四畳半で開くハーフノートジャズのページ。がっつり課金されて四和音でダウンロードする『我が心のジョージア』を流して悦に浸っていた。
私はアムラーにもシノラーにもハマダーにもなびかない、そんな未来を生きるのだと息巻いて、テレビデオで擦り切れそうな『さんぴんCAMP』を観ていた。
携帯電話に付けたストラップは桃屋のごはんですよ。それが個性だと思っていた。
iPodと少しのiPhone
iPod。今まで気が触れたように未来、未来と繰り返してきたが、私の中ではこのデジタルオーディオプレイヤーがこれまでで一番のフューチャーショックだった。
これぞ、未来。いや、未来というか宇宙。だってカセット(ソフトor CD)を入れなくていいんだもん。
時代の最先端に触れてみようと背伸びしてMDを買った自分をこんちくしょうと恨んだ。あと少し待てば宇宙が掴めていたではないかと。
Windows 98とNINTENDO64を所持していた小金持ちの友人のiPodをいじり倒しては、中央のサークルをクルクル回すたびに聞こえるカチカチ音に酔いしれていた。
シノラーくるくるが混沌とした時代の傾奇者だとしたら、こちらのクルクルは時代という概念を超越したスペースフロンティアだった。
真っ平らな液晶画面で全てを完結させるiPhoneやタブレット端末も疑うことなく宇宙なのだが、その全てが初代iPodのアップデート版に思えてしまって、カセットいらずのクルクルジュークボックスの時に受けたビッグバン級の衝撃を感じることは出来なかった。
iPodの未来的大爆発以降、私のビックリドッキリ未来は止まってしまった。
いわゆるひとつの大人になった訳でも、何にでも冷めてしまった訳でもないのだが、オノデン坊やと遊んでいた時に描いていた未来予想図は霧が晴れるように消えてしまった。
私のドキワクが立ち止まってからも当たり前のように時代は進み、新しいテクノロジーもたくさん登場した。AIを筆頭に、自動運転や顔認証、いつでもどこでも繋がれるSNSに、電子決済。ドローンも空を飛んでいるし、スーパーでは普通に培養肉が売られている。
スライドとタップだけで殆どの用事は済んでとても便利になった。でも、何かが違う。うまく説明できないのだが、心の中に「こんなんじゃない」感が常にある。

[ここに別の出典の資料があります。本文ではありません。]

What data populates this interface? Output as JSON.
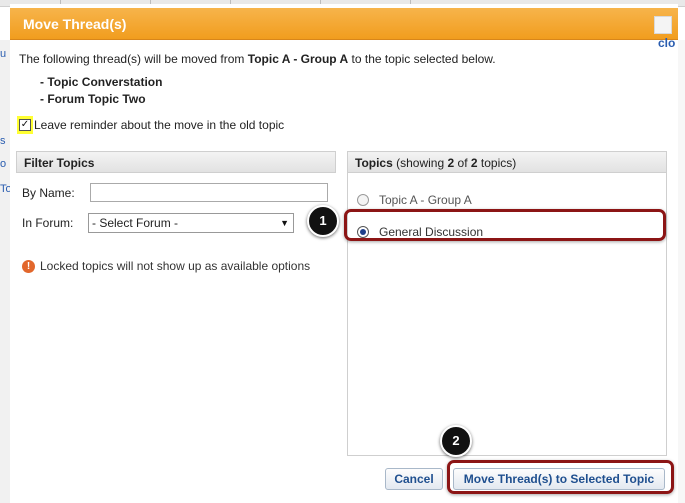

胸がおどらないというか、しっくりこないというか、とにもかくにもこんなんじゃないのだ。
すっきりしない違和感をかき分けて探しているのは、金曜ロードショーで観たバックトゥザフューチャーや、夢中で読んだ漫画の中にあった未来。ドラゴンボールのエンディングテーマの言葉を借りるとしたら、「ロマンチック」な未来なのだと思う。
24時間365日誰かと繋がれなくてもいい。世界中どこにいても自分の居場所が誰かに伝わるアプリもいらないし、スライドとタップだけで生きていけなくても構わない。
ソファーに寝転んでポチッと出来る便利さよりも、ロマンチックが欲しい。
バケツいっぱいの混乱をぶちまけたかのような現状の先に何が待っているのか分からないが、未来という言葉を聞いて希望を抱き、魔法にかかったような気持ちになれる世界で私は生きたい。